According to Hindu legend, god Vishnu sat in meditation at this place. During his meditation, Vishnu was unaware of cold weather. Lakshmi, his consort, protected him in the form of the Badri tree (jujube or Indian date). Pleased by the devotion of Lakshmi, Vishnu named the place Badrika Ashram. According to Atkinson (1979), the place used to be a jujube forest, which is not found there today. Vishnu in the form of Badrinath is depicted in the temple sitting in the padmasana posture. According to the legend, Vishnu was chastised by sage Narada, who saw Vishnu’s consort, Lakshmi, massaging his feet. Vishnu went to Badrinath to perform austerity, meditating for a long time in padmasana.

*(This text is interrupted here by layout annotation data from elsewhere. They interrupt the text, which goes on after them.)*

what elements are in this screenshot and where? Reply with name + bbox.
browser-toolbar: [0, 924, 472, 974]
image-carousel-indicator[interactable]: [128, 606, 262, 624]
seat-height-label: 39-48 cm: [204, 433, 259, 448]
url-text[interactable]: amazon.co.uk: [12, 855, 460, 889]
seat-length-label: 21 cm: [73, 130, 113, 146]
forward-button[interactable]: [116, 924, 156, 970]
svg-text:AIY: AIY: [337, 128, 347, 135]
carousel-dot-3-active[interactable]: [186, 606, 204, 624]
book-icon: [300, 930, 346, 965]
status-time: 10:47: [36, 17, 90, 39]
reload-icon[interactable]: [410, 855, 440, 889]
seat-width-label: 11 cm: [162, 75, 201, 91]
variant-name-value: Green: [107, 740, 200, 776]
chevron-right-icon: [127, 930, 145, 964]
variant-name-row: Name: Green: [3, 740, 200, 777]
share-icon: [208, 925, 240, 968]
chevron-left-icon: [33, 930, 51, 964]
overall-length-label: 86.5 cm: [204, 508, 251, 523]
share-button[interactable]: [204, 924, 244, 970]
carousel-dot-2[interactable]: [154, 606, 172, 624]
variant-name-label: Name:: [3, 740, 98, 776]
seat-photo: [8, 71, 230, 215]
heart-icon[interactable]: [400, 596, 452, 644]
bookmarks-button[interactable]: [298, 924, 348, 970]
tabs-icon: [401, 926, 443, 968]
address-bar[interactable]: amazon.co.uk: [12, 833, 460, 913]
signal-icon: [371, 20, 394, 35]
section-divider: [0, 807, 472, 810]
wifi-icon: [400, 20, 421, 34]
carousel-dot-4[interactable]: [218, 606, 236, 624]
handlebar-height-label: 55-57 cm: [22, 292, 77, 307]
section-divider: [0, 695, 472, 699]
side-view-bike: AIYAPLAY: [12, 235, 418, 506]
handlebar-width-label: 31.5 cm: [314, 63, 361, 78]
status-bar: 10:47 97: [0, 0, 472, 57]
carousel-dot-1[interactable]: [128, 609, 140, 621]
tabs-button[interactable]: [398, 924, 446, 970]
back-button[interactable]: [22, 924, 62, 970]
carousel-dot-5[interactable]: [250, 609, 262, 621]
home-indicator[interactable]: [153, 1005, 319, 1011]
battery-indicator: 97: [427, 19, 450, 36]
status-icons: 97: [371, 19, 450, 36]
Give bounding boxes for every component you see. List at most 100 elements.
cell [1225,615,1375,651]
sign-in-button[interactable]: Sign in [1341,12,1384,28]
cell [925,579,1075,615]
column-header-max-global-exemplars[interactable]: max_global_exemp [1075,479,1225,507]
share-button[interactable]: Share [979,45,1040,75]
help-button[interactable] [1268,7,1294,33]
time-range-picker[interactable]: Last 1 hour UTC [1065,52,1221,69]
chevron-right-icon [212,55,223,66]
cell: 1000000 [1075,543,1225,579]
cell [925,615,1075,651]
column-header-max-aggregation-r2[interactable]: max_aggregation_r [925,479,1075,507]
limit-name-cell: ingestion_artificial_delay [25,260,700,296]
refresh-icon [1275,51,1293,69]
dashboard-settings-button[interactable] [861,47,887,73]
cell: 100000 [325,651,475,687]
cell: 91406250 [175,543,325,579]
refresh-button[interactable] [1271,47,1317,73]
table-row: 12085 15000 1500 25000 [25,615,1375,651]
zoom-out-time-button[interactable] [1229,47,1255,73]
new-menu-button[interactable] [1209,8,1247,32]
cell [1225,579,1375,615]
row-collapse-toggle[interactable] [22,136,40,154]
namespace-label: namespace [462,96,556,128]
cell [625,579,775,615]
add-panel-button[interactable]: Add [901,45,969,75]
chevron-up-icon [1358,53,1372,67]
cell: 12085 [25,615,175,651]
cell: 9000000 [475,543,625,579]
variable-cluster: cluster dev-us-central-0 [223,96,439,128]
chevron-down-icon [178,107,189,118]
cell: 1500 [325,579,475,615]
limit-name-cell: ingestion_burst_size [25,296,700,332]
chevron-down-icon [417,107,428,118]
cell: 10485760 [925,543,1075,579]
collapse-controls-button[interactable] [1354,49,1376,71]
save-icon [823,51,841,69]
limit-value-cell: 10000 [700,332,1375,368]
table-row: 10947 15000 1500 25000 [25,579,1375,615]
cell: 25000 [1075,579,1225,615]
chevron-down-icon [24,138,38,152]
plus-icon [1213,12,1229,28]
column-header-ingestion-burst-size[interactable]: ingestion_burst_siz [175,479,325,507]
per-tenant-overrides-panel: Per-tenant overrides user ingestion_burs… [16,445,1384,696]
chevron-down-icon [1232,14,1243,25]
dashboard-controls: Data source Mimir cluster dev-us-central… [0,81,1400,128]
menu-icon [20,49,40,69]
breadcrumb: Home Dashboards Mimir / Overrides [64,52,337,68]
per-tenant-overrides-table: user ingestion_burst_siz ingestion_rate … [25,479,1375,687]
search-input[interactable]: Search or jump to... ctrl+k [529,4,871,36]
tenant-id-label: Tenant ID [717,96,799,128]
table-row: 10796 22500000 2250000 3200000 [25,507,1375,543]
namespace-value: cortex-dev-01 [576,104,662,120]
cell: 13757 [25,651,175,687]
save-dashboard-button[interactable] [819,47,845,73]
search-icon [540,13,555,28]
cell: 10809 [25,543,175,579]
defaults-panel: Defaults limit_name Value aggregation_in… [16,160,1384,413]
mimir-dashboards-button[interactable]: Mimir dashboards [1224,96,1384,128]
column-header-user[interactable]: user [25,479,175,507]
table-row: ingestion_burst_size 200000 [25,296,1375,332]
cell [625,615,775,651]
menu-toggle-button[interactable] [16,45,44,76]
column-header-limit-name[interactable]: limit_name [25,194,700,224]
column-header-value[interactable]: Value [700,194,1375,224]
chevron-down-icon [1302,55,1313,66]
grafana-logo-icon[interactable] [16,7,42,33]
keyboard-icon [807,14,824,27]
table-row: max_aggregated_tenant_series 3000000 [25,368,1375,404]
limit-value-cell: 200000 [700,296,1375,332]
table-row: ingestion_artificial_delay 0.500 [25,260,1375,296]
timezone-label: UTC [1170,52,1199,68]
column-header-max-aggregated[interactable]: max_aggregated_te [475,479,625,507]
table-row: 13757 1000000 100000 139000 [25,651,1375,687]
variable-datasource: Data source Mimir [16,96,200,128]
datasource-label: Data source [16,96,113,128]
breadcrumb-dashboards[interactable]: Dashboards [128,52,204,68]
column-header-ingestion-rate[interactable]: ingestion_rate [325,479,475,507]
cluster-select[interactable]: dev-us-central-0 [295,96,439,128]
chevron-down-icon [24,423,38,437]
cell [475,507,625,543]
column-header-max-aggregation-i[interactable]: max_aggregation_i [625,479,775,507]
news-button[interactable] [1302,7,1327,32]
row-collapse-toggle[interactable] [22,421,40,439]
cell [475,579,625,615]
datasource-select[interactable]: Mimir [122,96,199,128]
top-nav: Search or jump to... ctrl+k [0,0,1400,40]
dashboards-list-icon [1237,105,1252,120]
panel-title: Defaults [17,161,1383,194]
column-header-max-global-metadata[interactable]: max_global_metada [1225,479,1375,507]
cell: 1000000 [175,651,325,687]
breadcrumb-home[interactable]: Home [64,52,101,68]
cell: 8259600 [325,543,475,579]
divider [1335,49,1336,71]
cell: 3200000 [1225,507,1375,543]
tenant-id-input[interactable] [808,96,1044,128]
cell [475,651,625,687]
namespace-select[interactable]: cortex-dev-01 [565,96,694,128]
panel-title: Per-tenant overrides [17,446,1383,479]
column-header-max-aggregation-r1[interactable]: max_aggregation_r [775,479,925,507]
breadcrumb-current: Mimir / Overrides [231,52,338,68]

The Vishnu Purana narrates another version of the origins of Badrinath. According to the tradition, Dharam had two sons, Nar, and Narayan—both of which are modern names of Himalayan mountains. They chose the place to spread their religion and each of them wed the spacious valleys in the Himalayas. Searching for an ideal place to set up a hermitage, they came across the other four Badris of the Pancha Badri, namely Bridha Badri, Yog Bhadri, Dhyan Badri and Bhavish Badri. They finally found the hot and cold spring behind the Alaknanda River and named it Badri Vishal.